C. C. and E. B. decided to use a ten frame to help them add up all the numbers. They check off each time they added chips onto the ten frame that coincided with the information on the chart paper.

Both C. C. and E. B. did their own counting using ten frames. What do you notice in the way they represented their data? 

F. D. said that she wanted to count by two's then count the one's and add the two numbers together. I offered her the number chart to support her in adding the two numbers she got together. 

C. D. and S. T. wanted to draw pizza slices to represent the data on the chart stand. After they drew all the pizza slices they counted the slices to get the total slices.

What information can you take away from the three different strategies used? What further supports can be offered to the students?
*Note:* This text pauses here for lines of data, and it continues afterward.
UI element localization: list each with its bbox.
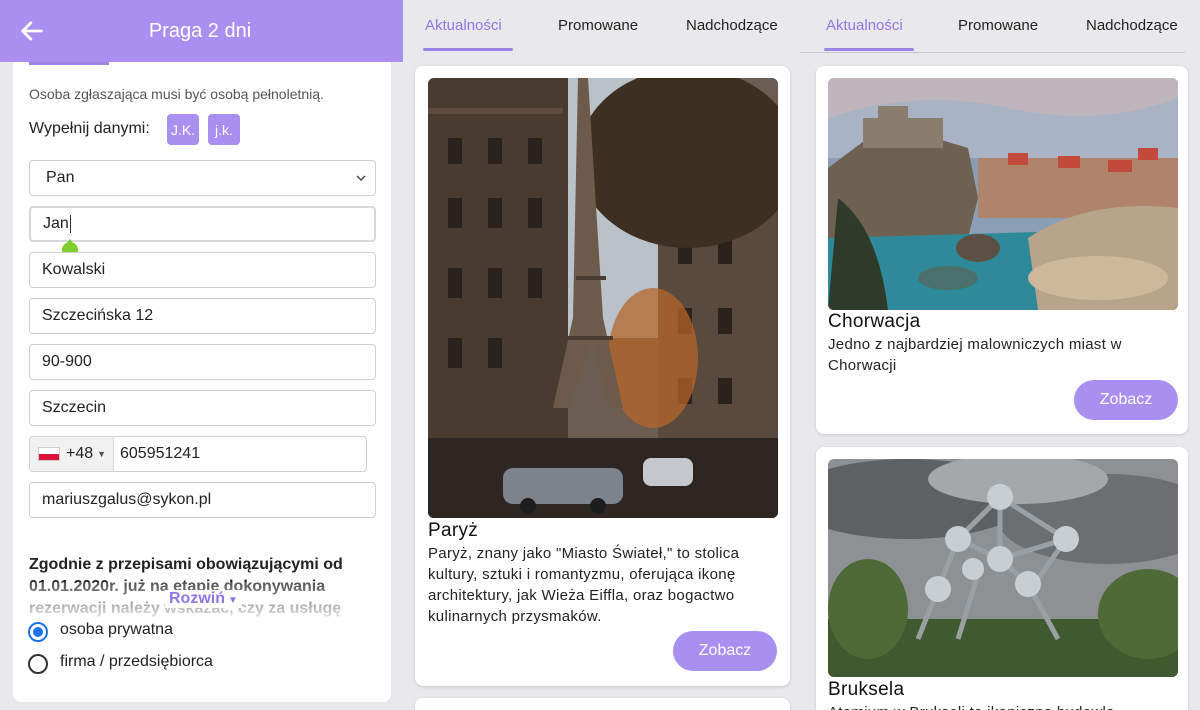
postal-code-value: 90-900 bbox=[42, 353, 92, 370]
card-title: Paryż bbox=[428, 520, 479, 541]
booking-form-screen: Praga 2 dni Osoba zgłaszająca musi być o… bbox=[0, 0, 403, 710]
card-description-line: kultury, sztuki i romantyzmu, oferująca … bbox=[428, 566, 736, 583]
tab-divider bbox=[800, 52, 1185, 53]
poland-flag-icon bbox=[38, 447, 60, 461]
last-name-field[interactable]: Kowalski bbox=[29, 252, 376, 288]
tab-promoted[interactable]: Promowane bbox=[558, 17, 638, 34]
trip-card-croatia[interactable]: Chorwacja Jedno z najbardziej malowniczy… bbox=[816, 66, 1188, 434]
salutation-value: Pan bbox=[46, 169, 75, 186]
card-description-line: kulinarnych przysmaków. bbox=[428, 608, 602, 625]
card-description: Jedno z najbardziej malowniczych miast w… bbox=[828, 334, 1178, 376]
age-note: Osoba zgłaszająca musi być osobą pełnole… bbox=[29, 86, 324, 102]
last-name-value: Kowalski bbox=[42, 261, 106, 278]
card-title: Chorwacja bbox=[828, 311, 921, 332]
card-description-line: Jedno z najbardziej malowniczych miast w bbox=[828, 336, 1122, 353]
card-description-line: Paryż, znany jako "Miasto Świateł," to s… bbox=[428, 545, 740, 562]
radio-label-company: firma / przedsiębiorca bbox=[60, 653, 213, 670]
email-field[interactable]: mariuszgalus@sykon.pl bbox=[29, 482, 376, 518]
trip-card-paris[interactable]: Paryż Paryż, znany jako "Miasto Świateł,… bbox=[415, 66, 790, 686]
active-tab-indicator bbox=[423, 48, 513, 51]
app-header: Praga 2 dni bbox=[0, 0, 403, 62]
tab-upcoming[interactable]: Nadchodzące bbox=[686, 17, 788, 34]
caret-down-icon: ▼ bbox=[97, 449, 107, 459]
chevron-down-icon bbox=[356, 175, 366, 181]
card-description-line: Atomium w Brukseli to ikoniczna budowla bbox=[828, 702, 1178, 710]
expand-label: Rozwiń bbox=[169, 590, 225, 607]
radio-company[interactable] bbox=[28, 654, 48, 674]
card-description: Paryż, znany jako "Miasto Świateł," to s… bbox=[428, 543, 778, 627]
tab-news[interactable]: Aktualności bbox=[826, 17, 903, 34]
fill-chip-1[interactable]: J.K. bbox=[167, 114, 199, 145]
radio-label-private: osoba prywatna bbox=[60, 621, 173, 638]
fill-with-data-label: Wypełnij danymi: bbox=[29, 120, 150, 137]
see-button[interactable]: Zobacz bbox=[673, 631, 777, 671]
email-value: mariuszgalus@sykon.pl bbox=[42, 491, 212, 508]
first-name-value: Jan bbox=[43, 215, 69, 232]
street-value: Szczecińska 12 bbox=[42, 307, 154, 324]
tab-promoted[interactable]: Promowane bbox=[958, 17, 1038, 34]
city-field[interactable]: Szczecin bbox=[29, 390, 376, 426]
text-cursor bbox=[69, 215, 71, 233]
first-name-field[interactable]: Jan bbox=[29, 206, 376, 242]
street-field[interactable]: Szczecińska 12 bbox=[29, 298, 376, 334]
form-card: Osoba zgłaszająca musi być osobą pełnole… bbox=[13, 62, 391, 702]
radio-private-person[interactable] bbox=[28, 622, 48, 642]
country-code-picker[interactable]: +48 ▼ bbox=[30, 437, 114, 471]
fill-chip-2[interactable]: j.k. bbox=[208, 114, 240, 145]
news-screen-2: Aktualności Promowane Nadchodzące Chorwa… bbox=[800, 0, 1200, 710]
paris-image bbox=[428, 78, 778, 518]
tab-upcoming[interactable]: Nadchodzące bbox=[1086, 17, 1186, 34]
postal-code-field[interactable]: 90-900 bbox=[29, 344, 376, 380]
trip-card-next[interactable] bbox=[415, 698, 790, 710]
news-screen-1: Aktualności Promowane Nadchodzące Paryż … bbox=[403, 0, 800, 710]
phone-value: 605951241 bbox=[120, 445, 201, 462]
dial-code: +48 bbox=[66, 445, 94, 462]
card-description: Atomium w Brukseli to ikoniczna budowla bbox=[828, 702, 1178, 710]
active-tab-indicator bbox=[824, 48, 914, 51]
page-title: Praga 2 dni bbox=[148, 20, 252, 42]
card-title: Bruksela bbox=[828, 679, 905, 700]
croatia-image bbox=[828, 78, 1178, 310]
caret-down-icon: ▼ bbox=[228, 595, 238, 606]
city-value: Szczecin bbox=[42, 399, 107, 416]
back-arrow-icon[interactable] bbox=[18, 17, 46, 45]
tab-news[interactable]: Aktualności bbox=[425, 17, 502, 34]
section-divider bbox=[29, 62, 109, 65]
phone-field[interactable]: +48 ▼ 605951241 bbox=[29, 436, 367, 472]
trip-card-brussels[interactable]: Bruksela Atomium w Brukseli to ikoniczna… bbox=[816, 447, 1188, 710]
brussels-image bbox=[828, 459, 1178, 677]
see-button[interactable]: Zobacz bbox=[1074, 380, 1178, 420]
salutation-select[interactable]: Pan bbox=[29, 160, 376, 196]
card-description-line: Chorwacji bbox=[828, 357, 897, 374]
expand-button[interactable]: Rozwiń ▼ bbox=[165, 590, 242, 608]
card-description-line: architektury, jak Wieża Eiffla, oraz bog… bbox=[428, 587, 735, 604]
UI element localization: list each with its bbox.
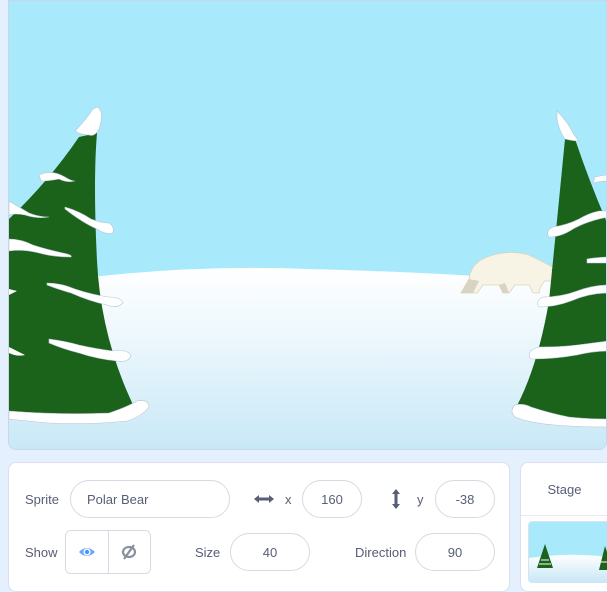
y-label: y [417, 492, 424, 507]
show-label: Show [25, 545, 58, 560]
stage-scene [9, 1, 606, 449]
x-value: 160 [321, 491, 343, 507]
size-input[interactable]: 40 [230, 533, 310, 571]
size-value: 40 [262, 544, 278, 560]
sprite-info-panel: Sprite Polar Bear x 160 y -38 Show Size … [8, 462, 510, 592]
backdrop-thumbnail[interactable] [528, 521, 607, 583]
eye-slash-icon [122, 544, 137, 560]
vertical-arrows-icon [390, 488, 402, 510]
show-visible-button[interactable] [66, 531, 108, 573]
sprite-label: Sprite [25, 492, 59, 507]
eye-icon [78, 548, 95, 556]
backdrop-thumbnail-image [529, 522, 607, 582]
x-position-input[interactable]: 160 [302, 480, 362, 518]
y-value: -38 [455, 491, 475, 507]
horizontal-arrows-icon [253, 492, 275, 506]
show-hidden-button[interactable] [107, 531, 150, 573]
stage-selector-panel[interactable]: Stage [520, 462, 607, 592]
stage-canvas[interactable] [8, 0, 607, 450]
direction-label: Direction [355, 545, 407, 560]
show-toggle-group [65, 530, 151, 574]
x-label: x [285, 492, 292, 507]
size-label: Size [195, 545, 221, 560]
y-position-input[interactable]: -38 [435, 480, 495, 518]
direction-input[interactable]: 90 [415, 533, 495, 571]
stage-panel-title: Stage [521, 463, 607, 516]
direction-value: 90 [447, 544, 463, 560]
sprite-name-value: Polar Bear [87, 491, 149, 507]
sprite-name-input[interactable]: Polar Bear [70, 480, 230, 518]
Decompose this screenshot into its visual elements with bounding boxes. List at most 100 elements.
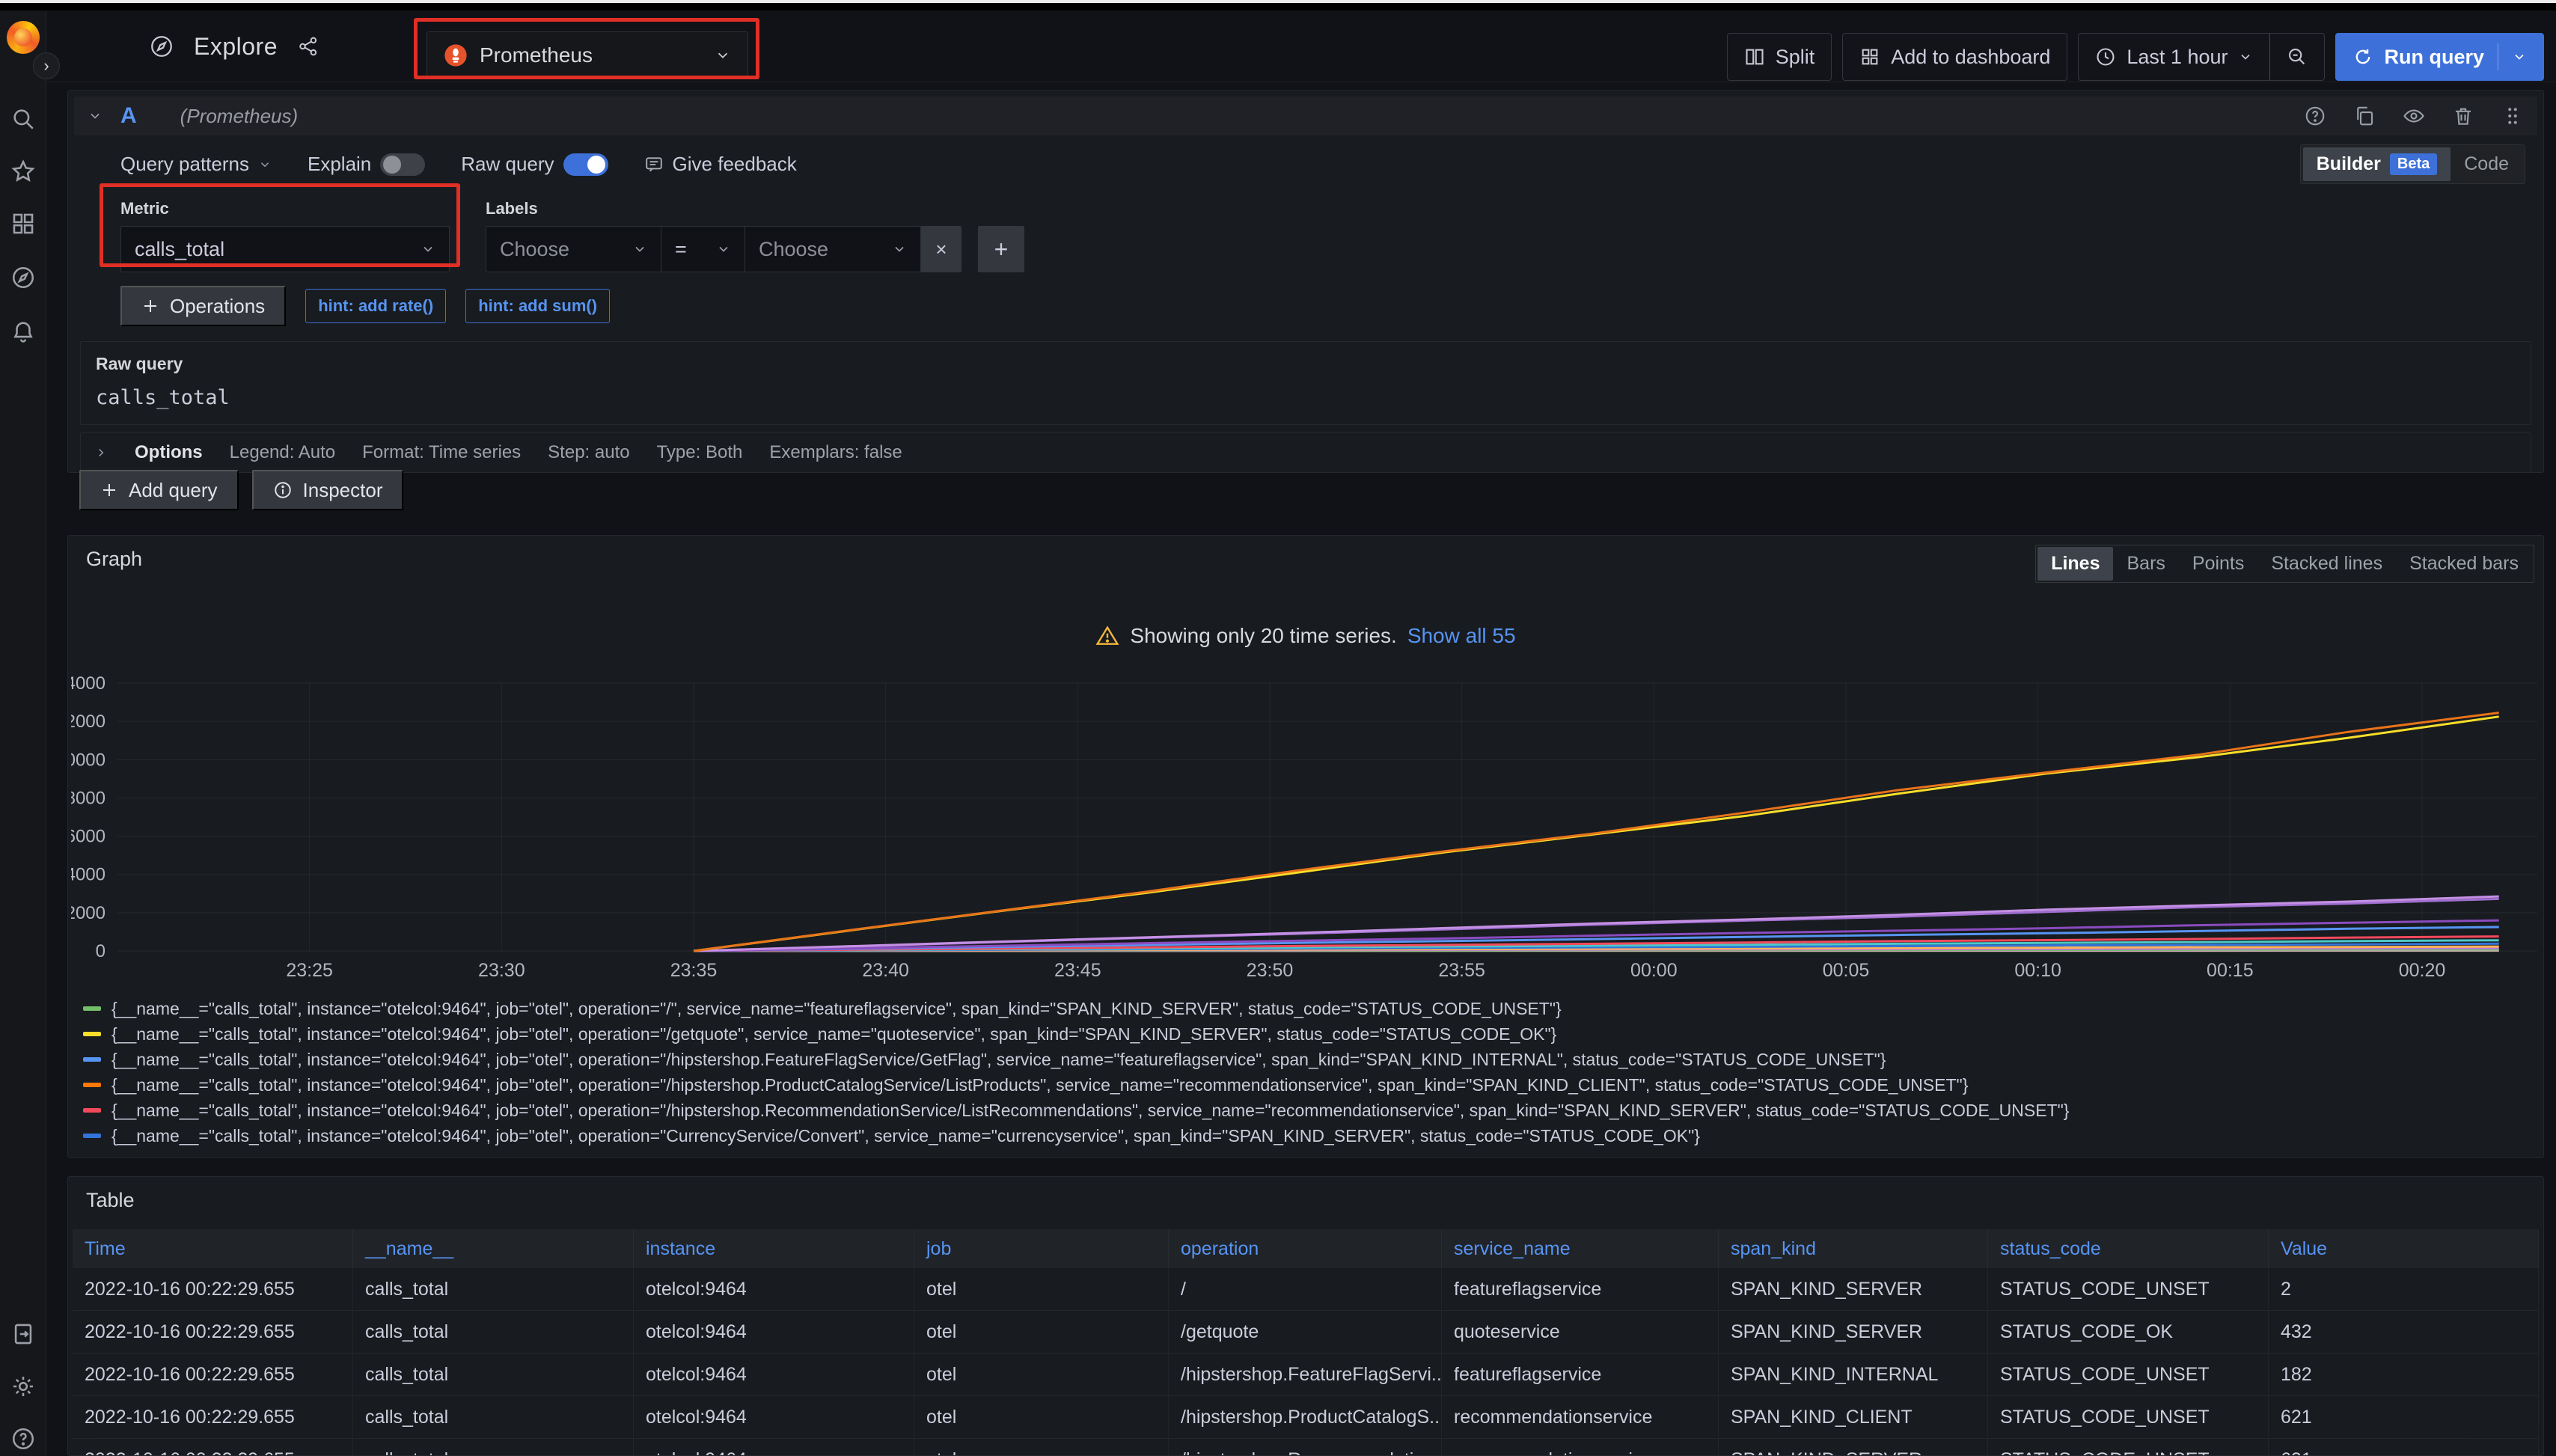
raw-query-toggle-item: Raw query: [461, 153, 608, 176]
column-header-operation[interactable]: operation: [1169, 1229, 1442, 1268]
graph-mode-stacked-bars[interactable]: Stacked bars: [2396, 547, 2532, 581]
graph-canvas[interactable]: 0200040006000800010000120001400023:2523:…: [71, 674, 2540, 982]
metric-labels-row: Metric calls_total Labels Choose = Choos…: [120, 199, 2525, 272]
duplicate-icon[interactable]: [2353, 105, 2376, 127]
raw-query-preview: Raw query calls_total: [80, 341, 2531, 425]
svg-text:23:35: 23:35: [670, 960, 718, 981]
table-row: 2022-10-16 00:22:29.655calls_totalotelco…: [73, 1396, 2539, 1439]
graph-mode-stacked-lines[interactable]: Stacked lines: [2257, 547, 2396, 581]
legend-item[interactable]: {__name__="calls_total", instance="otelc…: [83, 1047, 2536, 1072]
add-operation-button[interactable]: Operations: [120, 286, 286, 326]
column-header---name--[interactable]: __name__: [353, 1229, 634, 1268]
datasource-picker[interactable]: Prometheus: [426, 31, 748, 79]
graph-mode-group: LinesBarsPointsStacked linesStacked bars: [2035, 545, 2534, 583]
column-header-status-code[interactable]: status_code: [1988, 1229, 2269, 1268]
legend-item[interactable]: {__name__="calls_total", instance="otelc…: [83, 996, 2536, 1021]
give-feedback-link[interactable]: Give feedback: [644, 153, 797, 176]
inspector-button[interactable]: Inspector: [252, 470, 404, 510]
hint-add-sum-button[interactable]: hint: add sum(): [465, 289, 610, 323]
legend-item-partial[interactable]: {__name__="calls_total", instance="otelc…: [83, 1148, 2536, 1154]
zoom-out-button[interactable]: [2269, 33, 2325, 81]
table-cell: SPAN_KIND_SERVER: [1719, 1268, 1988, 1311]
svg-text:14000: 14000: [71, 674, 106, 694]
explain-toggle[interactable]: [380, 153, 425, 176]
legend-series-label: {__name__="calls_total", instance="otelc…: [111, 1075, 1968, 1095]
hide-response-eye-icon[interactable]: [2403, 105, 2425, 127]
remove-label-filter-button[interactable]: ×: [921, 226, 961, 272]
expand-sidebar-button[interactable]: ›: [33, 52, 60, 79]
builder-mode-button[interactable]: Builder Beta: [2303, 147, 2450, 181]
grafana-logo[interactable]: [7, 21, 40, 54]
add-query-button[interactable]: Add query: [79, 470, 239, 510]
remove-query-trash-icon[interactable]: [2452, 105, 2474, 127]
graph-mode-points[interactable]: Points: [2179, 547, 2257, 581]
time-range-button[interactable]: Last 1 hour: [2078, 33, 2270, 81]
chevron-down-icon[interactable]: [2512, 49, 2527, 64]
graph-mode-lines[interactable]: Lines: [2037, 547, 2113, 581]
metric-select[interactable]: calls_total: [120, 226, 450, 272]
label-operator-select[interactable]: =: [661, 226, 745, 272]
table-cell: 621: [2269, 1439, 2539, 1456]
hint-add-rate-button[interactable]: hint: add rate(): [305, 289, 446, 323]
options-legend: Legend: Auto: [230, 442, 335, 463]
starred-icon[interactable]: [10, 159, 36, 184]
chevron-down-icon: [715, 47, 731, 64]
raw-query-preview-label: Raw query: [96, 354, 2516, 374]
add-to-dashboard-button[interactable]: Add to dashboard: [1842, 33, 2067, 81]
column-header-value[interactable]: Value: [2269, 1229, 2539, 1268]
legend-item[interactable]: {__name__="calls_total", instance="otelc…: [83, 1072, 2536, 1098]
svg-text:10000: 10000: [71, 750, 106, 770]
column-header-time[interactable]: Time: [73, 1229, 353, 1268]
raw-query-expression: calls_total: [96, 386, 2516, 409]
column-header-instance[interactable]: instance: [634, 1229, 914, 1268]
table-cell: otelcol:9464: [634, 1353, 914, 1396]
svg-text:12000: 12000: [71, 712, 106, 732]
dashboards-icon[interactable]: [10, 211, 36, 236]
query-patterns-dropdown[interactable]: Query patterns: [120, 153, 272, 176]
table-row: 2022-10-16 00:22:29.655calls_totalotelco…: [73, 1439, 2539, 1456]
collapse-chevron-icon[interactable]: [88, 108, 103, 123]
raw-query-toggle[interactable]: [563, 153, 608, 176]
table-cell: STATUS_CODE_UNSET: [1988, 1396, 2269, 1439]
legend-series-label: {__name__="calls_total", instance="otelc…: [111, 1050, 1886, 1070]
split-icon: [1744, 46, 1765, 67]
column-header-service-name[interactable]: service_name: [1442, 1229, 1719, 1268]
query-row-header[interactable]: A (Prometheus): [74, 97, 2537, 135]
label-key-select[interactable]: Choose: [486, 226, 661, 272]
split-button[interactable]: Split: [1727, 33, 1832, 81]
search-icon[interactable]: [10, 106, 36, 132]
help-icon[interactable]: [10, 1426, 36, 1452]
help-circle-icon[interactable]: [2304, 105, 2326, 127]
show-all-series-link[interactable]: Show all 55: [1407, 624, 1516, 648]
share-icon[interactable]: [297, 35, 320, 58]
code-mode-button[interactable]: Code: [2450, 147, 2522, 181]
warning-text: Showing only 20 time series.: [1130, 624, 1396, 648]
options-summary-row[interactable]: Options Legend: Auto Format: Time series…: [80, 432, 2531, 473]
add-label-filter-button[interactable]: +: [978, 226, 1024, 272]
alerting-icon[interactable]: [10, 319, 36, 344]
explain-label: Explain: [308, 153, 371, 176]
sign-in-icon[interactable]: [10, 1321, 36, 1347]
zoom-out-icon: [2287, 46, 2308, 67]
column-header-job[interactable]: job: [914, 1229, 1169, 1268]
run-query-button[interactable]: Run query: [2335, 33, 2544, 81]
refresh-icon: [2352, 46, 2373, 67]
results-table: Time__name__instancejoboperationservice_…: [73, 1229, 2539, 1456]
settings-gear-icon[interactable]: [10, 1374, 36, 1399]
column-header-span-kind[interactable]: span_kind: [1719, 1229, 1988, 1268]
legend-item[interactable]: {__name__="calls_total", instance="otelc…: [83, 1021, 2536, 1047]
table-cell: /hipstershop.ProductCatalogS...: [1169, 1396, 1442, 1439]
explain-toggle-item: Explain: [308, 153, 425, 176]
table-cell: calls_total: [353, 1439, 634, 1456]
beta-badge: Beta: [2390, 153, 2437, 175]
query-editor-panel: A (Prometheus) Query patterns Explain Ra…: [67, 90, 2544, 473]
drag-handle-icon[interactable]: [2501, 105, 2524, 127]
label-value-select[interactable]: Choose: [745, 226, 921, 272]
explore-icon[interactable]: [10, 265, 36, 290]
table-cell: SPAN_KIND_INTERNAL: [1719, 1353, 1988, 1396]
graph-mode-bars[interactable]: Bars: [2113, 547, 2178, 581]
table-cell: featureflagservice: [1442, 1268, 1719, 1311]
legend-item[interactable]: {__name__="calls_total", instance="otelc…: [83, 1098, 2536, 1123]
chevron-down-icon: [421, 242, 435, 257]
legend-item[interactable]: {__name__="calls_total", instance="otelc…: [83, 1123, 2536, 1148]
How can their thinking and learning be extended? I find myself asking these questions often. They are a good guide for me to reflect on the thinking and learning of each student.

It's important that we place just as much value on making student thinking and learning visible rather than focusing on the final product so we can better differentiate the support and guidance needed by every child.     

"What if we started from a place where learning was viewed as an interaction in which two or more individuals work together in an intellectual way to solve a problem, clarify a concept, reflect, extend a narrative, etc. Both parties must contribute to the thinking and it must develop and extend, in other words, negotiated learning." 
(Sylvia, K., Melhuish, E.C., Sammons, P., Siraj-Blatchford, I. & Taggart, B. (eds), 2010)